Slated for a February matchup with Usman, a month following McGregor’s set comeback against former opponent and interim lightweight titleholder, Dustin ‘The Diamond’ Poirier, Burns touched on the former’s grappling ability, claiming the Dubliner is “very underrated in that aspect of his overall skillset — pointing to McGregor’s opening-round sweep over two-time foe, Nate Diaz during their UFC 196 matchup in 2016 as a clear sign of his overlooked ability.

He’s (Conor McGregor) good,” Burns said. “People think he’s very bad, but he’s very good. People don’t remember he swept Nate Diaz in their first fight. I think he’s very underrated. People say, ‘All you have to do is take him down.’ First of all, when the guy controls the distance like Conor (McGregor), it’s not easy to take the guy down.

Another thing that people don’t realise is those guys that kick a lot, they develop a lot power in their hips. So those hips are very flexible and very strong. It’s that type of flexibility and strength that is the same one that you use to defend the takedowns. The point is, Conor’s Brazilian Jiu-Jitsu is not bad. People underestimate that, but he is a good grappler the way I see. For sure, he’s not a grappler. It’s not a natural thing. It’s not his natural thing, but for sure he’s put a lot of focus on that.” (H/T Middleeasy)
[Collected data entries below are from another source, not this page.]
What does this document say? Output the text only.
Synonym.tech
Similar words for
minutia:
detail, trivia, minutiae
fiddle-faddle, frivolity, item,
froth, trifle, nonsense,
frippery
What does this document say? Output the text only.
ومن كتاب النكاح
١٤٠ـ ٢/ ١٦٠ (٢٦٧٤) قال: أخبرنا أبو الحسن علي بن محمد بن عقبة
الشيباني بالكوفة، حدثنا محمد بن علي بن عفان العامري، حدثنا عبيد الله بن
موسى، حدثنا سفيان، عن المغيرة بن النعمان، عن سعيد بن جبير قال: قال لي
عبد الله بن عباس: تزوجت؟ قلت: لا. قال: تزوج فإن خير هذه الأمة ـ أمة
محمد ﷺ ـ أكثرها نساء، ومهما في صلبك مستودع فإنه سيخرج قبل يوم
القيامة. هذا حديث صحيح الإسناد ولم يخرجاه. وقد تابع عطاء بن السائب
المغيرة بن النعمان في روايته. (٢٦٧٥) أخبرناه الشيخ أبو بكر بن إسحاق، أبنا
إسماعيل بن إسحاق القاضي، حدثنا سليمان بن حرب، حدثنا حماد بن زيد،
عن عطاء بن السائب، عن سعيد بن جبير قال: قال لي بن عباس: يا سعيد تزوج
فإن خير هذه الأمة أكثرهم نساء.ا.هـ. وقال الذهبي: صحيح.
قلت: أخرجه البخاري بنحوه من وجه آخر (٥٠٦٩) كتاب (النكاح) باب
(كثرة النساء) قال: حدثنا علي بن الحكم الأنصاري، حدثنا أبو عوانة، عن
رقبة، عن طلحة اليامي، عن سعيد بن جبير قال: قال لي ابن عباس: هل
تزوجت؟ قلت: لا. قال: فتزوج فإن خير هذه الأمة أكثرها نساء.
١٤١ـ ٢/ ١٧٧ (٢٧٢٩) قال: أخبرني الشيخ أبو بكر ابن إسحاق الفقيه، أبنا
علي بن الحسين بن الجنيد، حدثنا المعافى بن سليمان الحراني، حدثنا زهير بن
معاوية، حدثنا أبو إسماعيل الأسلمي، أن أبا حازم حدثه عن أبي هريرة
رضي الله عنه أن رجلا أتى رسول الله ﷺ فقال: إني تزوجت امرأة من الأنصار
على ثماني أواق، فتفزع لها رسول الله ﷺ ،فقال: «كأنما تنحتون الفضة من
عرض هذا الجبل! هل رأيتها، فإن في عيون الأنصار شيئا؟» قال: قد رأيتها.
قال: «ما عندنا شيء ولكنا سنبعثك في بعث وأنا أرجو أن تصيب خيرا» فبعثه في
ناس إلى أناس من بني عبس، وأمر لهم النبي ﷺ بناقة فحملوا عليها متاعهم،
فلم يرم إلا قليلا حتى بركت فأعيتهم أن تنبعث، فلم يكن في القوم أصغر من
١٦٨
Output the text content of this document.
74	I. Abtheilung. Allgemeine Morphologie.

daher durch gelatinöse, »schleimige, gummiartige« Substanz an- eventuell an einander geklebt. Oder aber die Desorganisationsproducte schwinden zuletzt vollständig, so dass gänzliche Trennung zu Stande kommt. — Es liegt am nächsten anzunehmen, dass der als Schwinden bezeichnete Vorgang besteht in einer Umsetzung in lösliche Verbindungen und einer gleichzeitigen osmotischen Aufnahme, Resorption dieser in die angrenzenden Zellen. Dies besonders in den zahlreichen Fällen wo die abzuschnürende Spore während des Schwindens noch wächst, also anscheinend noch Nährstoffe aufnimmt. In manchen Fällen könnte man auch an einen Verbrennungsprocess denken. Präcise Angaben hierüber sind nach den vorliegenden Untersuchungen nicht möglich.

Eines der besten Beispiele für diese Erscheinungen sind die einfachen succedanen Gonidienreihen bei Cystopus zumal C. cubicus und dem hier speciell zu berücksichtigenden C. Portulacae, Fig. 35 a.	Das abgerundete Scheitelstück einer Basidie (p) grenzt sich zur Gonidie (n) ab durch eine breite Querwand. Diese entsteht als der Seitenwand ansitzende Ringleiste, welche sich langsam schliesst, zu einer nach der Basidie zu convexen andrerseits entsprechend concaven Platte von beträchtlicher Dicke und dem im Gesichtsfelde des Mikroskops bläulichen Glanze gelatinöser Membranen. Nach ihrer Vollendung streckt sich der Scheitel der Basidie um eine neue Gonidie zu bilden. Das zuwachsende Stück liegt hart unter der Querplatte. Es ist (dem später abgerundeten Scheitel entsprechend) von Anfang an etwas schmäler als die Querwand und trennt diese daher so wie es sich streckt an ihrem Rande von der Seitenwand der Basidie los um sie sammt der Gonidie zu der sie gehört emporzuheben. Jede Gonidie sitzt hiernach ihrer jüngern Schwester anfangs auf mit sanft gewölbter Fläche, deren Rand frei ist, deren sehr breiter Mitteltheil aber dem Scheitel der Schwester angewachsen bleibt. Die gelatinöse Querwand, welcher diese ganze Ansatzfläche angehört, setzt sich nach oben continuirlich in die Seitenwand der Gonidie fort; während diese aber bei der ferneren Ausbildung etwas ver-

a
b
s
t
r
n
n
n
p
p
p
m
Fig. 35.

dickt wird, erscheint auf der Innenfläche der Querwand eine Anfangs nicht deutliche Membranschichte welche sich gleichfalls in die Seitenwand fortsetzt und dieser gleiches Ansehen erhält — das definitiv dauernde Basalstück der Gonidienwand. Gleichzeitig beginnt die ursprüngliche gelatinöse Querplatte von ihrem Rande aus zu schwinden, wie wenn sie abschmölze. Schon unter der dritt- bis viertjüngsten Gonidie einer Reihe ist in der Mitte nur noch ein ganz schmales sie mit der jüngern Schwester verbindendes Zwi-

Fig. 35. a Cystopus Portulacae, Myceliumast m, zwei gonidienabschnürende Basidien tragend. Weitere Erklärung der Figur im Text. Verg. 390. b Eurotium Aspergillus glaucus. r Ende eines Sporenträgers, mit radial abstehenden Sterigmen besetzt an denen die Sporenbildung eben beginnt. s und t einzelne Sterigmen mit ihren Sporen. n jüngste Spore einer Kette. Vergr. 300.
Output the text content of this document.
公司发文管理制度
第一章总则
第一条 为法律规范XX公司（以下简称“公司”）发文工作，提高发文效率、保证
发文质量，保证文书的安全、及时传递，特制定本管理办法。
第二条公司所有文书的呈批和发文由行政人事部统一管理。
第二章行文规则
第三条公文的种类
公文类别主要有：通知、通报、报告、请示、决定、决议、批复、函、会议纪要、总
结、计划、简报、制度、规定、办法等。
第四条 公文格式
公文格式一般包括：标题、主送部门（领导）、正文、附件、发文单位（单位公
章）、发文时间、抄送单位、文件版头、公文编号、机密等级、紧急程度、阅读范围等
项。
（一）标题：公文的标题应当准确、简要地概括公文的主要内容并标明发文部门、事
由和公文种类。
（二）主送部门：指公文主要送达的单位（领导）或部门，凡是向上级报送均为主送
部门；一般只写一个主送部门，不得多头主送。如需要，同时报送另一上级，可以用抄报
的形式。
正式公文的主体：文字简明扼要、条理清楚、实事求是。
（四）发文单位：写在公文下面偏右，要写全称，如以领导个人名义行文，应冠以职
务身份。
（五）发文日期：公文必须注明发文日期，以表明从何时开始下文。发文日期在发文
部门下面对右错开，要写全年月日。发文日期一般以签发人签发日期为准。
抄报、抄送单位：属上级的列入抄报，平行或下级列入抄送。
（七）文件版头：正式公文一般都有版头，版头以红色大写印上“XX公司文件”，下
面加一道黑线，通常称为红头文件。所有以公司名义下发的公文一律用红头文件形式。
Burns, under Rafael Barros, is a second-degree Brazilian Jiu-Jitsu black belt, scoring eight of his fourteen career finishes via submission. An ADCC bronze medalist back in 2015 in his native Brazil, Burns has scored a whopping four world championship wins in both World and World No-Gi competition. 

For McGregor, the 32-year-old was promoted to a Brazilian Jiu-Jitsu brown belt following his 2014 knockout victory over the above mentioned, Poirier by longtime head coach, John Kavanagh, who is the first Irish Brazilian Jiu-Jitsu black belt, under trainer, Matt Thornton.